Testing Web Pages in Visual Web Developer
Visual Web Developer provides you with a variety of ways to test Web pages as you are developing them. You have the following choices:
Run the Web site with debugging This option runs the Web site in the browser and allows you to perform ordinary debugging tasks such as stepping through code and stopping at breakpoints.
Run the Web site without debugging This option runs the Web site in the browser without using the debugger. It approximates the experience that the user will have.
View individual pages in a browser This option runs a selected page in the browser. Debugging breakpoints are not in effect even if debugging is enabled.
By default, Visual Studio 2005 uses Internet Explorer 6 to test pages in all of the above situations. If you want to test pages using a different browser, you can right-click the page in Solution Explorer and then click Browse With. A dialog box opens where you can select a browser from the Browsers list, add new browsers to the list, and set the one you select as the default browser. The default browser will then be used when you choose to run the Web site with or without debugging, or to view an individual file in the browser.
By default, Visual Web Developer builds the Web site when you run a page. This helps you find compile-time errors before the page is displayed in the browser. You can set options to specify whether you want to build the entire site, the current page, or not build at all.
By default, when you run a Web site, Visual Web Developer runs the page that is currently open. However, in some cases you might always want to start your Web site with a specific page.
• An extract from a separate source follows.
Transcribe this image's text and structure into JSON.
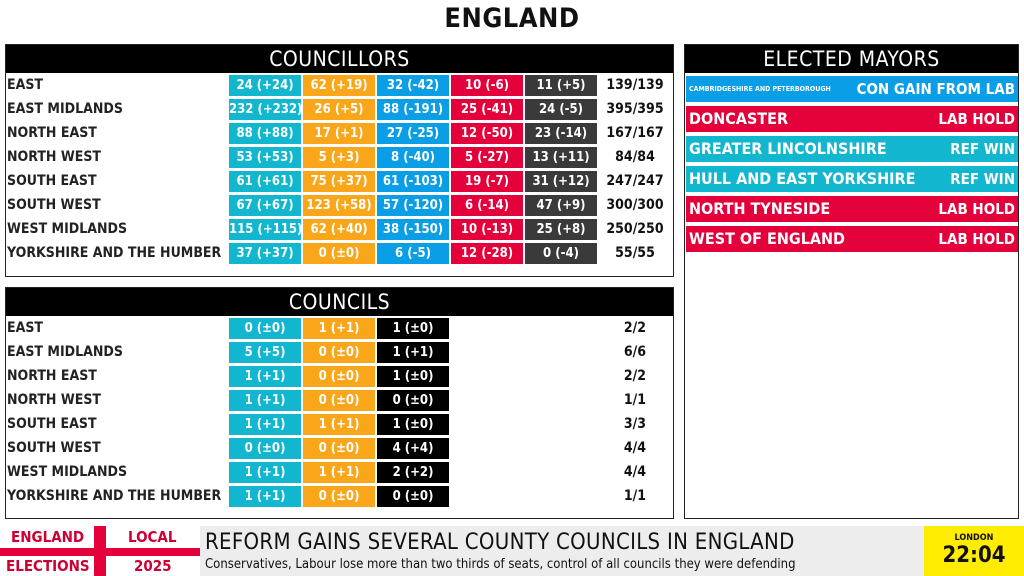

For example, your Web site might have a home page where users make a selection that is required for other pages in the site. In this case, you can configure your Web site to first display the home page when you test so that you begin at the correct point in the application. Setting a start page also allows you to specify what Visual Web Developer should do if you run a non-executable page such as Web.config.
To specify a start page, right-click the page in Solution Explorer and then click Set As Start Page.
Setting a start page in Visual Web Developer affects only your testing. It does not set the start page for the Web site when it is published. To specify a default page for your Web site, use Internet Information Services (IIS) Manager to enable a default document in a Web site or virtual directory, and then select the page that you want. For more information, see the topic "Setting Up Default Documents" in the IIS Operations Guide.
When you run a page, Visual Web Developer launches the Web server, launches the browser, and loads the specified page into the browser. In effect, Visual Web Developer passes the URL of the current page to the Web server and runs the page as if it had been requested using that URL.
The Web server that is used to run the page depends on the type of Web site you are working with:
For File system Web sites, Visual Web Developer launches its own Web server and runs the page locally. However, you can also specify a start URL that indicates the URL to use when testing a Web page. This is useful if the file system Web site is on another computer — for example, if you are accessing the site using a mapped drive — and you want to test the page using IIS on the other computer. For more information about the ASP.NET Development Server, see Web Servers in Visual Studio for ASP.NET Web Projects.
For local IIS and remote IIS sites, Visual Web Developer runs the page in the corresponding instance of IIS. For example, for a local IIS site, the page runs in your local copy of IIS. For more information, see Web Servers in Visual Studio for ASP.NET Web Projects.
For FTP-deployed Web sites, Visual Web Developer runs the page using the start URL that you provide as part of the FTP Web site properties. If you have not provided one, Visual Web Developer prompts you for the start URL when it is required. For more information, see FTP-Deployed Web Site Projects.
In the case of a remote Web site or an FTP site, the remote computer must be running the .NET Framework version 2.0, because the page is running in the context of the remote server.
Running your page with the debugger enables you to perform ordinary debugging tasks, such as stepping through code and stopping at breakpoints. For more information, see ASP.NET Debugging Overview.
Running with the debugger requires the following:
The page or Web site must be configured to enable debugging, which causes the page to be compiled with extra information (debugging symbols) that the debugger requires. Visual Web Developer checks to see if debugging is enabled, and if not, it sets the compilation options in the local Web.config file to include debugging, creating the Web.config file if necessary.
The Web server must be configured with adequate permissions to allow the current user account to debug. If you are debugging a page running under IIS 6.0, you must be an administrator on the computer. If that is not practical, you can use the ASP.NET Development Server to debug applications without special permissions. For details, see Web Servers in Visual Studio for ASP.NET Web Projects and How to: Specify the Web Server for Web Projects in Visual Studio.
If these conditions cannot be met, you can run the page in Visual Web Developer without enabling debugging.
You should configure your pages or Web site to run without debugging before you deploy the site to a production server. Debugging options add overhead to the page and can affect server performance.